“Office and commercial vacancies around the country are affecting urban downtowns and rural main streets.” That frank assessment of the commercial real estate sector’s current woes came from the Biden-Harris White House in late October, as the Administration stepped in to help incentivize affordable housing construction through the conversion of troubled “commercial” assets.
The driver of change is a three-pronged effort that builds on the Administration’s Housing Supply Action Plan, designed to cut housing costs while boosting the available inventory, promoting fair housing and addressing related climate issues.
Not that commercial real estate practitioners needed a reminder, but the Council of Economic Advisers reports that the office sector has hit a 30-year national high in vacancies, while we struggle with a decades-long “shortage of affordable housing units.”
According to Randal Froebelius, BOMA Fellow and president and general manager of Equity ICI Real Estate Services, the White House approach to the problem is not unlike a similar initiative launched by the City of Calgary.

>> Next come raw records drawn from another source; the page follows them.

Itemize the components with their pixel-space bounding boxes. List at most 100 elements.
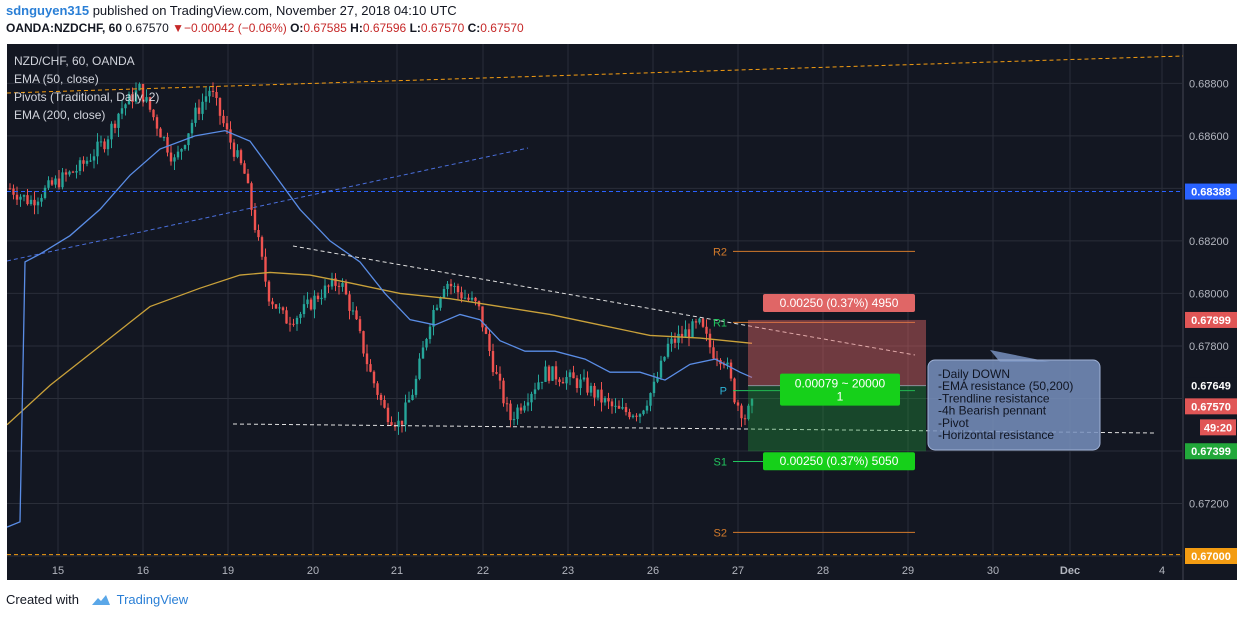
candle-body [379, 394, 383, 400]
candle-body [470, 297, 474, 300]
candle-body [278, 307, 281, 309]
candle-body [558, 379, 561, 383]
candle-body [288, 323, 292, 325]
candle-body [474, 297, 477, 302]
candle-body [586, 377, 589, 393]
candle-body [638, 414, 642, 417]
time-tick-label: 20 [307, 565, 319, 577]
annotation-line: -EMA resistance (50,200) [938, 379, 1073, 393]
candle-body [642, 410, 645, 415]
candle-body [166, 137, 169, 153]
candle-body [260, 237, 264, 257]
price-tag-label: 0.67000 [1191, 551, 1231, 563]
candle-body [568, 372, 572, 378]
candle-body [194, 107, 197, 123]
candle-body [600, 389, 603, 403]
price-tag-box [1185, 183, 1237, 200]
candle-body [292, 323, 295, 325]
candle-body [554, 366, 558, 380]
candle-body [201, 101, 204, 114]
candle-body [533, 389, 537, 394]
candle-body [579, 379, 582, 389]
pivot-label-s1: S1 [714, 456, 727, 468]
ohlc-bar: OANDA:NZDCHF, 60 0.67570 ▼−0.00042 (−0.0… [6, 21, 524, 35]
candle-body [432, 309, 435, 327]
price-tag-label: 0.67399 [1191, 446, 1231, 458]
candle-body [302, 304, 306, 315]
candle-body [211, 90, 215, 92]
price-tick-label: 0.68600 [1189, 131, 1229, 143]
candle-body [169, 152, 173, 162]
candle-body [614, 405, 617, 407]
middle-label-box [780, 373, 900, 406]
candle-body [8, 188, 12, 190]
candle-body [362, 331, 365, 354]
candle-body [372, 371, 376, 384]
candle-body [390, 422, 393, 426]
price-tag-label: 0.67899 [1191, 315, 1231, 327]
trendline-pennant-top [292, 245, 916, 356]
author-name[interactable]: sdnguyen315 [6, 3, 90, 18]
candle-body [134, 90, 138, 102]
candle-body [726, 362, 729, 365]
candle-body [456, 285, 460, 293]
candle-body [243, 163, 246, 174]
candle-body [19, 196, 22, 200]
candle-body [299, 314, 302, 318]
candle-body [110, 123, 113, 140]
candle-body [442, 289, 446, 298]
candle-body [624, 407, 628, 413]
candle-body [358, 319, 362, 332]
candle-body [603, 398, 607, 403]
candle-body [274, 304, 278, 309]
candle-body [463, 297, 467, 299]
candle-body [740, 405, 743, 419]
candle-body [127, 93, 131, 105]
candle-body [190, 122, 194, 134]
candle-body [173, 157, 176, 162]
candle-body [222, 115, 225, 124]
price-tag-box [1200, 419, 1236, 436]
price-tag-label: 0.67649 [1191, 381, 1231, 393]
price-tag-box [1185, 311, 1237, 328]
candle-body [397, 420, 400, 427]
annotation-line: -Horizontal resistance [938, 428, 1054, 442]
symbol-label: OANDA:NZDCHF, 60 [6, 21, 123, 35]
candle-body [152, 109, 155, 118]
candle-body [96, 141, 99, 157]
high-label: H: [350, 21, 363, 35]
candle-body [316, 295, 320, 300]
candle-body [736, 402, 740, 406]
time-tick-label: 21 [391, 565, 403, 577]
candle-body [491, 351, 495, 373]
candle-body [635, 415, 638, 417]
candle-body [36, 201, 40, 206]
candle-body [526, 402, 530, 406]
candle-body [323, 285, 327, 298]
candle-body [670, 338, 673, 344]
close-label: C: [467, 21, 481, 35]
candle-body [330, 278, 334, 287]
candle-body [705, 326, 708, 334]
grid-lines [7, 44, 1183, 557]
candle-body [26, 195, 29, 205]
candle-body [498, 373, 502, 381]
candle-body [687, 329, 691, 338]
time-tick-label: 16 [137, 565, 149, 577]
candle-body [411, 394, 414, 400]
tradingview-link[interactable]: TradingView [116, 592, 189, 607]
time-tick-label: 15 [52, 565, 64, 577]
candle-body [180, 149, 183, 152]
candle-body [575, 378, 579, 389]
candle-body [281, 307, 285, 311]
candle-body [285, 310, 288, 324]
candle-body [313, 295, 316, 310]
price-tag-box [1185, 548, 1237, 564]
candle-body [15, 194, 19, 200]
candle-body [264, 256, 267, 282]
candle-body [40, 197, 43, 202]
price-tick-label: 0.67200 [1189, 498, 1229, 510]
candle-body [400, 420, 404, 425]
time-tick-label: 23 [562, 565, 574, 577]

That city’s Downtown Office Conversion Programs have to date created more than 2,300 homes from converted assets with plans to “remove” (in the words of the website) six million square feet of vacant office space from the city by 2031. So popular has the program been that in October, the city hit the pause button on further applications, having already exhausted available funding.
Back in the States, the three essential legs of the White House conversion stool are:
• Providing new guidance on funding for transit-oriented development;
• Issuing a Guidebook listing more than 20 federal funding programs; and
• Incentivizing the partnership of the private sector with various municipalities.
The involvement of the government in the private sector could be the source of discomfort for free-enterprise mavens, opening a possible Pandora’s Box of regulatory oversight. While Froebelius sees the concern, he remains unfazed.
Yes, on one hand, he says, “The problem is that, since you’re getting incentives you need to comply.” And yes, left to their own devices, “No one is more creative, more innovative and more efficient than commercial real estate developers.”
At the same time, he continues, the enormity of the problem transcends a private-sector focus. “The issue touches on so many different concerns,” he says, “such as infrastructure and sustainability and the integration of culture and business.” This is an issue focused on more than just vacant office buildings, but indeed, “our vacant downtowns, where businesses are suffering from a lack of clientele both during the week and on weekends.
“This,” he concludes, “is more than just a real estate problem.”